当前位置：网站首页>Basic usage of word2vec and Bert

Basic usage of word2vec and Bert

2022-07-28 06:11:00 【Alan and fish】

1.word2vec How to use

word2vec Generating word vectors can be divided into three steps :
participle -> Training -> Call model

#  The data set is a novel I casually found 
import jieba
from gensim.models import word2vec

#  Data preprocessing 
def load_train_data(filename):
    #  Data preprocessing 
    sentences=[]
    with open(filename, 'r', encoding='utf-8') as reader:
        for line in reader:
            line = line.strip()
            if len(line) >= 10:
                sentences.append(line)
    return sentences
#  Use stammer participle 
def segment(sentences):
    words=[]
    for sentence in sentences:
        # word=pseg.cut(sentence) #  Part of speech with participle 
        word=jieba.cut(sentence) #  Just participles , Without part of speech , After dividing the words , Use one list Pack up 
        result=''
        for w in word:
            result+=' '+w
        words.append(result)
    #  Read every line of text , Write all the text 
    with open('F:\\python\\NLPBase\\data\\test.txt','a',encoding='utf-8') as fw:
        for result in words:
            fw.write(result)
            pass
        fw.close()
    return words
#  Generate word2vec Model , Generate word vectors 
def word2vect(filepath):
    sentences = word2vec.LineSentence(filepath)
    model = word2vec.Word2Vec(sentences, hs=1, min_count=1, window=3, vector_size=10)
    model.save('model')  #  Save the model 

#======================================
#  Load data set 
sentences=load_train_data('F:\\python\\NLPBase\\data\\dataset.txt')
#  participle 
words=segment(sentences)
# Training 
word2vect('F:\\python\\NLPBase\\data\\test.txt')
model = word2vec.Word2Vec.load('model')  #  Load model 
#  Find the nearest word set of a word vector 
for val in model.wv.similar_by_word(" south ", topn=10):
    print(val[0], val[1])
    pass

result :

2.bert Simple use

bert The use of can be simply divided into three steps :
load bert Word segmentation is -> load bert Model -> participle -> take token To vocabulary Indexes -> Training -> Generate word vectors
Be careful ： One of them bert Data loading , If you download a file from the Internet, there are usually three things ,json package ,bert Pre training model , Corpus table , Once downloaded, the names of these three files cannot be modified , Otherwise you'll make a mistake .

import torch
from pytorch_pretrained_bert import BertModel, BertTokenizer
#  Pay attention to this bert The configuration file of can be downloaded from the Internet , You can also directly load online , I load it online directly , If you download these configuration files locally , Then fill in the path directly 
#  load bert The participator of 
tokenizer = BertTokenizer.from_pretrained('bert-base-uncased')
#  load bert Model , There are... Under this path folder bert_config.json Configuration files and model.bin Model weight file 
bert = BertModel.from_pretrained('bert-base-uncased')
#  participle 
s = "I'm not sure, this can work, lol -.-"
tokens = tokenizer.tokenize(s)
# "i\\'\\m\\not\\sure\\,\\this\\can\\work\\,\\lo\\##l\\-\\.\\-"
#  take token To vocabulary Indexes 
ids = torch.tensor([tokenizer.convert_tokens_to_ids(tokens)])
#  Put it in bert Training in the model 
result = bert(ids, output_all_encoded_layers=True)
print(result)

result

3. summary

bert and word2vec In fact, they are all generated word vectors , The difference is ,word2vec The word vector in is fixed , He only puts words with similar meanings in similar positions .

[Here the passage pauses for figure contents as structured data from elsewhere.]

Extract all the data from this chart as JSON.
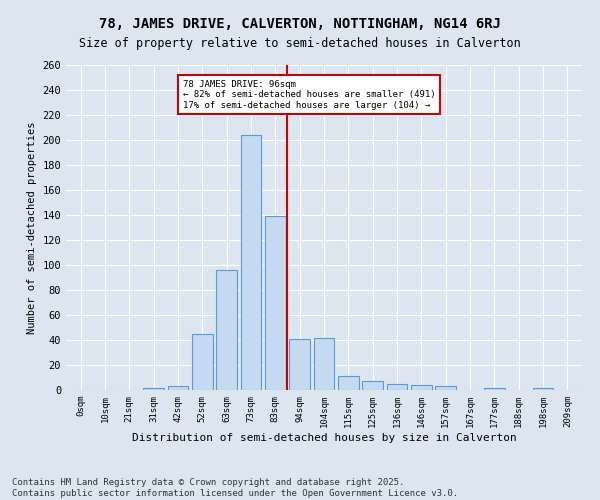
{
  "title": "78, JAMES DRIVE, CALVERTON, NOTTINGHAM, NG14 6RJ",
  "subtitle": "Size of property relative to semi-detached houses in Calverton",
  "xlabel": "Distribution of semi-detached houses by size in Calverton",
  "ylabel": "Number of semi-detached properties",
  "bar_labels": [
    "0sqm",
    "10sqm",
    "21sqm",
    "31sqm",
    "42sqm",
    "52sqm",
    "63sqm",
    "73sqm",
    "83sqm",
    "94sqm",
    "104sqm",
    "115sqm",
    "125sqm",
    "136sqm",
    "146sqm",
    "157sqm",
    "167sqm",
    "177sqm",
    "188sqm",
    "198sqm",
    "209sqm"
  ],
  "bar_values": [
    0,
    0,
    0,
    2,
    3,
    45,
    96,
    204,
    139,
    41,
    42,
    11,
    7,
    5,
    4,
    3,
    0,
    2,
    0,
    2,
    0
  ],
  "bar_color": "#c5d9f0",
  "bar_edge_color": "#5b9bd5",
  "vline_x": 8.5,
  "vline_color": "#cc0000",
  "annotation_title": "78 JAMES DRIVE: 96sqm",
  "annotation_line1": "← 82% of semi-detached houses are smaller (491)",
  "annotation_line2": "17% of semi-detached houses are larger (104) →",
  "annotation_box_color": "#ffffff",
  "annotation_box_edge": "#cc0000",
  "ylim": [
    0,
    260
  ],
  "yticks": [
    0,
    20,
    40,
    60,
    80,
    100,
    120,
    140,
    160,
    180,
    200,
    220,
    240,
    260
  ],
  "footer_line1": "Contains HM Land Registry data © Crown copyright and database right 2025.",
  "footer_line2": "Contains public sector information licensed under the Open Government Licence v3.0.",
  "bg_color": "#dce6f1",
  "plot_bg_color": "#dce6f1",
  "grid_color": "#ffffff",
  "title_fontsize": 10,
  "subtitle_fontsize": 8.5,
  "footer_fontsize": 6.5,
  "font_family": "monospace"
}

But there is something wrong with this approach , The meaning is different in different articles . such as ：

For example, in these two sentences it The meaning of reference is different , therefore it The relationship with each word is also different .

So it introduces Transformer Medium self-attention Mechanism . Make the weight between each word and the context different , In this way, we can better express the semantic information between words , This is it. bert.